Reader Mikael Huss, who writes the informative Follow the Data blog, asked us about how Ray and ABySS parallelize and speed up genome assembly. After few back and forth email exchanges, we realized that Ray is liked for two reasons - (i) distributed MPI-based assembly, (ii) longer contigs than many other assemblers (such as Velvet). We will discuss the second point here, and talk about parallel assembly in a follow up commentary.
Removing tips and bubbles
The first few assembly steps have become nearly the same for almost all de Bruijn graph-based assemblers. They all split the reads into k-mers, combine k-mers into de Bruijn graph and resolve the graph into contigs. At first the graph looks like following figure, where each dotted line is made of many k-mers.
The red lines (tips and bubbles) in the above graph are likely from sequencing errors and need to be cleaned before the assembly can be further continued. All de Bruijn graph-based assemblers have procedures for removing tips and bubbles.
After the clean-up step, the de Bruijn graph looks like the following figure:
The contigs coming out of assemblers are genomic regions covered by the nodes between pairs of connected blue circles. Those regions can be determined unambiguously from the graph structure.

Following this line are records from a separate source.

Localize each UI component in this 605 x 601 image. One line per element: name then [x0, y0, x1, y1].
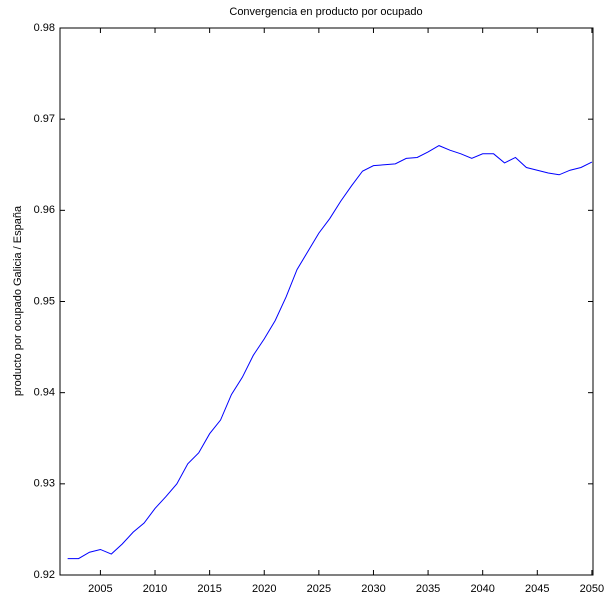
y-tick-label: 0.98 — [34, 22, 55, 34]
x-tick-label: 2005 — [88, 583, 112, 595]
x-tick-label: 2015 — [197, 583, 221, 595]
plot-frame — [59, 27, 594, 576]
y-axis-label: producto por ocupado Galicia / España — [12, 205, 24, 396]
x-tick-label: 2025 — [307, 583, 331, 595]
y-tick-label: 0.94 — [34, 387, 55, 399]
y-tick-label: 0.93 — [34, 478, 55, 490]
x-tick-label: 2020 — [252, 583, 276, 595]
x-tick-label: 2030 — [361, 583, 385, 595]
x-tick-label: 2050 — [580, 583, 604, 595]
x-tick-label: 2045 — [525, 583, 549, 595]
x-tick-label: 2010 — [143, 583, 167, 595]
y-tick-label: 0.95 — [34, 295, 55, 307]
y-tick-label: 0.96 — [34, 204, 55, 216]
x-tick-label: 2040 — [470, 583, 494, 595]
data-line — [67, 145, 593, 560]
y-tick-label: 0.92 — [34, 569, 55, 581]
chart-title: Convergencia en producto por ocupado — [229, 6, 422, 18]
x-tick-label: 2035 — [416, 583, 440, 595]
y-tick-label: 0.97 — [34, 113, 55, 125]
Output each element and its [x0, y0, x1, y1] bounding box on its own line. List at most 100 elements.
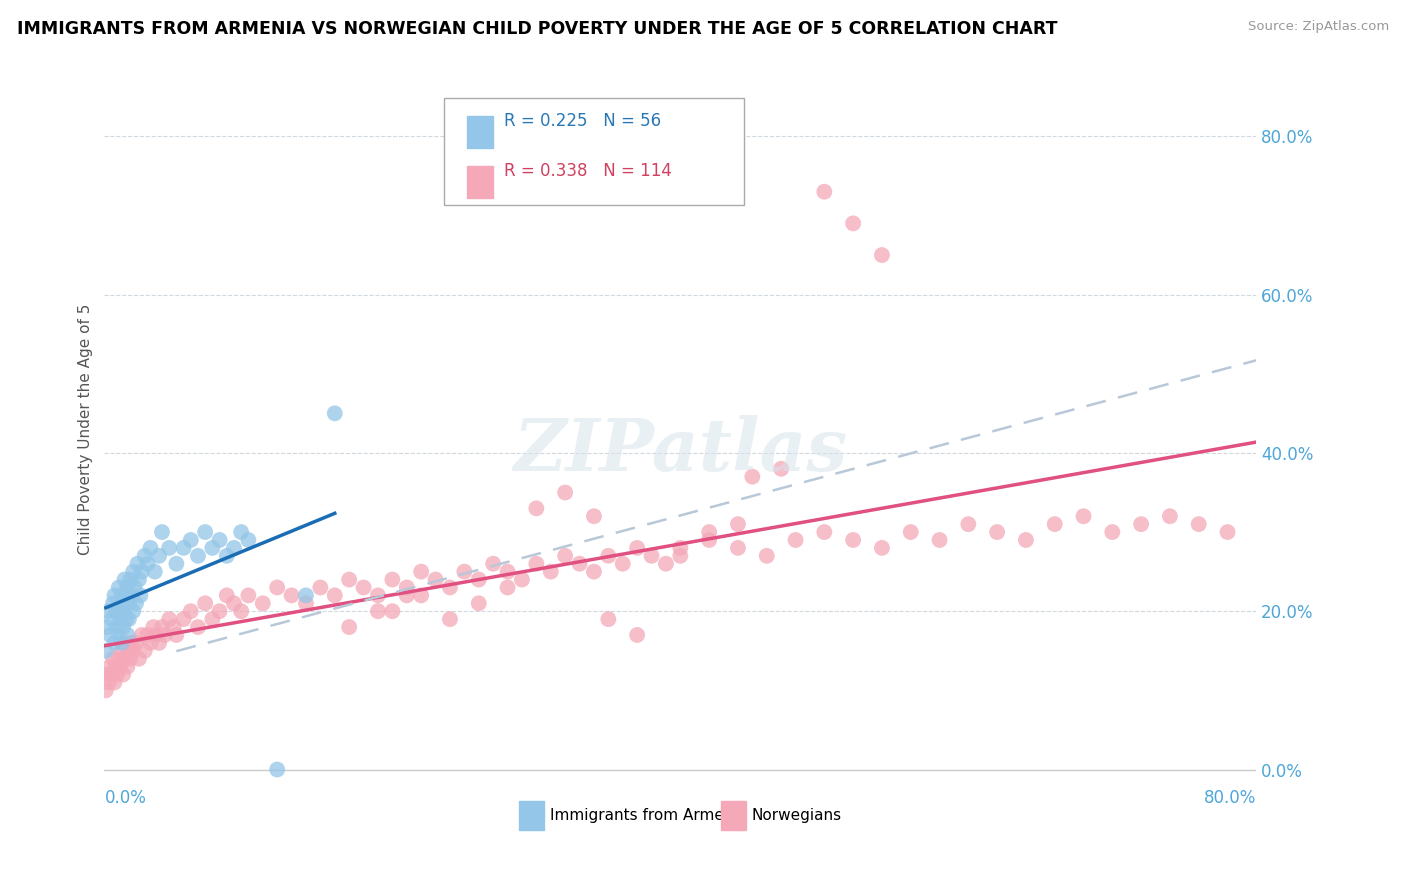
Point: [120, 573, 142, 587]
Point: [128, 573, 150, 587]
Point: [598, 549, 620, 563]
Point: [640, 549, 662, 563]
Point: [136, 557, 159, 571]
Point: [187, 549, 209, 563]
Point: [785, 533, 807, 547]
Point: [105, 620, 128, 634]
Point: [114, 651, 136, 665]
Point: [222, 596, 245, 610]
Point: [142, 620, 165, 634]
Point: [101, 651, 124, 665]
Point: [94, 644, 117, 658]
Point: [510, 573, 533, 587]
Point: [201, 541, 224, 555]
Point: [295, 588, 318, 602]
Point: [105, 667, 128, 681]
Point: [231, 524, 253, 539]
Point: [215, 549, 238, 563]
Point: [118, 644, 141, 658]
Point: [134, 549, 156, 563]
Point: [1159, 509, 1181, 524]
Point: [143, 565, 166, 579]
Point: [582, 565, 605, 579]
Text: R = 0.225   N = 56: R = 0.225 N = 56: [505, 112, 661, 130]
Point: [813, 524, 835, 539]
Point: [266, 581, 288, 595]
Point: [157, 541, 180, 555]
Text: Norwegians: Norwegians: [752, 808, 842, 822]
Point: [697, 524, 720, 539]
Point: [411, 588, 433, 602]
Point: [111, 588, 134, 602]
Point: [150, 524, 173, 539]
Point: [337, 620, 360, 634]
Text: ZIPatlas: ZIPatlas: [513, 415, 848, 486]
Point: [117, 628, 139, 642]
Point: [669, 541, 692, 555]
Point: [157, 612, 180, 626]
Point: [568, 557, 591, 571]
Point: [870, 541, 893, 555]
Point: [103, 588, 125, 602]
Point: [125, 596, 148, 610]
Point: [112, 620, 135, 634]
Point: [323, 588, 346, 602]
Point: [1101, 524, 1123, 539]
Text: Immigrants from Armenia: Immigrants from Armenia: [550, 808, 748, 822]
Point: [1188, 517, 1211, 532]
Point: [117, 659, 139, 673]
Point: [337, 573, 360, 587]
Point: [201, 612, 224, 626]
Point: [540, 565, 562, 579]
Point: [252, 596, 274, 610]
Point: [323, 406, 346, 420]
FancyBboxPatch shape: [444, 98, 744, 205]
Point: [194, 524, 217, 539]
Point: [107, 581, 129, 595]
Point: [309, 581, 332, 595]
Point: [173, 612, 195, 626]
Point: [425, 573, 447, 587]
Point: [111, 636, 134, 650]
Point: [669, 549, 692, 563]
Point: [468, 573, 491, 587]
Point: [122, 565, 145, 579]
Text: 0.0%: 0.0%: [104, 789, 146, 807]
Point: [111, 644, 134, 658]
Point: [125, 636, 148, 650]
Point: [842, 533, 865, 547]
Point: [554, 549, 576, 563]
Point: [112, 596, 135, 610]
Point: [131, 565, 153, 579]
Point: [115, 636, 138, 650]
Point: [395, 581, 418, 595]
Point: [145, 628, 167, 642]
Bar: [721, 801, 747, 830]
Text: 80.0%: 80.0%: [1204, 789, 1257, 807]
Point: [97, 675, 120, 690]
Point: [115, 588, 138, 602]
Point: [110, 612, 132, 626]
Point: [266, 763, 288, 777]
Point: [986, 524, 1008, 539]
Point: [496, 565, 519, 579]
Point: [626, 541, 648, 555]
Point: [100, 667, 122, 681]
Point: [755, 549, 778, 563]
Point: [131, 628, 153, 642]
Point: [194, 596, 217, 610]
Point: [280, 588, 302, 602]
Point: [770, 461, 793, 475]
Point: [121, 588, 143, 602]
Point: [104, 659, 127, 673]
Point: [114, 604, 136, 618]
Point: [813, 185, 835, 199]
Point: [107, 651, 129, 665]
Point: [153, 628, 176, 642]
Point: [957, 517, 980, 532]
Bar: [467, 116, 492, 148]
Point: [870, 248, 893, 262]
Point: [582, 509, 605, 524]
Point: [96, 620, 118, 634]
Point: [238, 533, 260, 547]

Shortcoming of de Bruijn Graphs
Construction of de Bruijn graph leads to loss of information as shown in the following figure. The original reads cannot be derived from the graph structure, because two spurious paths are generated. Increasing k-mer size is one way to resolve those spurious paths, but increasing k-mer size leads to insufficient coverage in other genomic regions.
Various assembly programs differ in how they handle those two follow up steps after contig assembly -
(i) taking care of the inherent shortcoming of de Bruijn graphs,
(ii) using information from paired end and mate pair reads to join contigs further.
We provide short description of methods used by various assemblers before discussing Ray.
Velvet: Velvet does not have a way to handle the shortcoming of de Bruijn graph construction. Users run it for different values of parameter k and choose the best assembly. Scaffolding of Velvet is error-prone in our experience. The coverage cutoff parameter of Velvet is too drastic, because it does not account for the fact that various regions of a large genome can have different coverage depths.
Minia: Minia is a contig assembler, but by keeping memory usage low, it allows investigation of multiple k-values. Make sure you have a humongous disk before trying assembly at too many k-values in parallel.
ABySS: In our understanding, initial implementation of ABySS had the same handicaps as Velvet, but Shaun Jackman later improved the scaffolding step.
SOAPdenovo2: SOAPdenovo2 does the scaffolding well by keeping all contigs including the smallest ones. Then it hierarchically builds the scaffolds from them by first considering the PE reads, then the shorter mate pairs and finally the longest mate pairs. We do not believe it takes care of multi-kmers well, but the hierarchical procedure appears to properly address the other scaffolding issues.
IDBA: IDBA is an elegant algorithm to handle the inherent shortcoming of de Bruijn graphs. It starts by doing assembly at a low k-mer value, and then moves on to higher and higher k-mers only for the regions, where the de Bruijn graph poses ambiguity at low k-mer values. That way, it does not need to redo the entire assembly at every k-mer. Moreover, the above approach helps IDBA avoid regional sparseness, when it goes to very long k-mers. Those regions are already assembled at low k-mer value and no new input is needed.
ALLPATHS-LG: ALLPATHS supposedly takes care of multiple k-mers, and based on description from the paper, it does something similar to IDBA. However, we never studied the code in detail.
SGA: SGA abandons de Bruijn graph altogether. No dBG, no shortcomings from dBG.
SPAdes: SPAdes algorithm combines multi-kmer (conceptually similar to IDBA, but more elegant) and rectangular graph-based scaffolding algorithm (their innovation) to address dBG-shortcomings and scaffolding respectively.
Finally we can discuss the approach Ray uses to get long contigs.
i) Unlike other de Bruijn graph algorithms, Ray does not stop the contig- building process at the blue nodes. Instead, it uses a set of heuristics to greedily pick one path or another.
ii) Ray keeps track of the reads from which the k-mers came from. Therefore, unlike other de Bruijn graph algorithms, the path information is not lost. This is effectively similar to having very long k-mers even though the graph is built from one k-mer value.
iii) Ray also keeps track of the read pairs from PE reads. Therefore, the sizes of the hypothetical very long k-mers is bigger than the read size itself. Longer the k-mers, less regions of the genome appear like repeats.
One more point - Ray removes all potentially highly repetitive reads from the assembly based on their k-mer frequency. That reduces quite a bit of noise from steps (i), (ii) and (iii).
We do not know how good the mate pair scaffolding algorithm of Ray is, but that part is less important for metagenome assembly.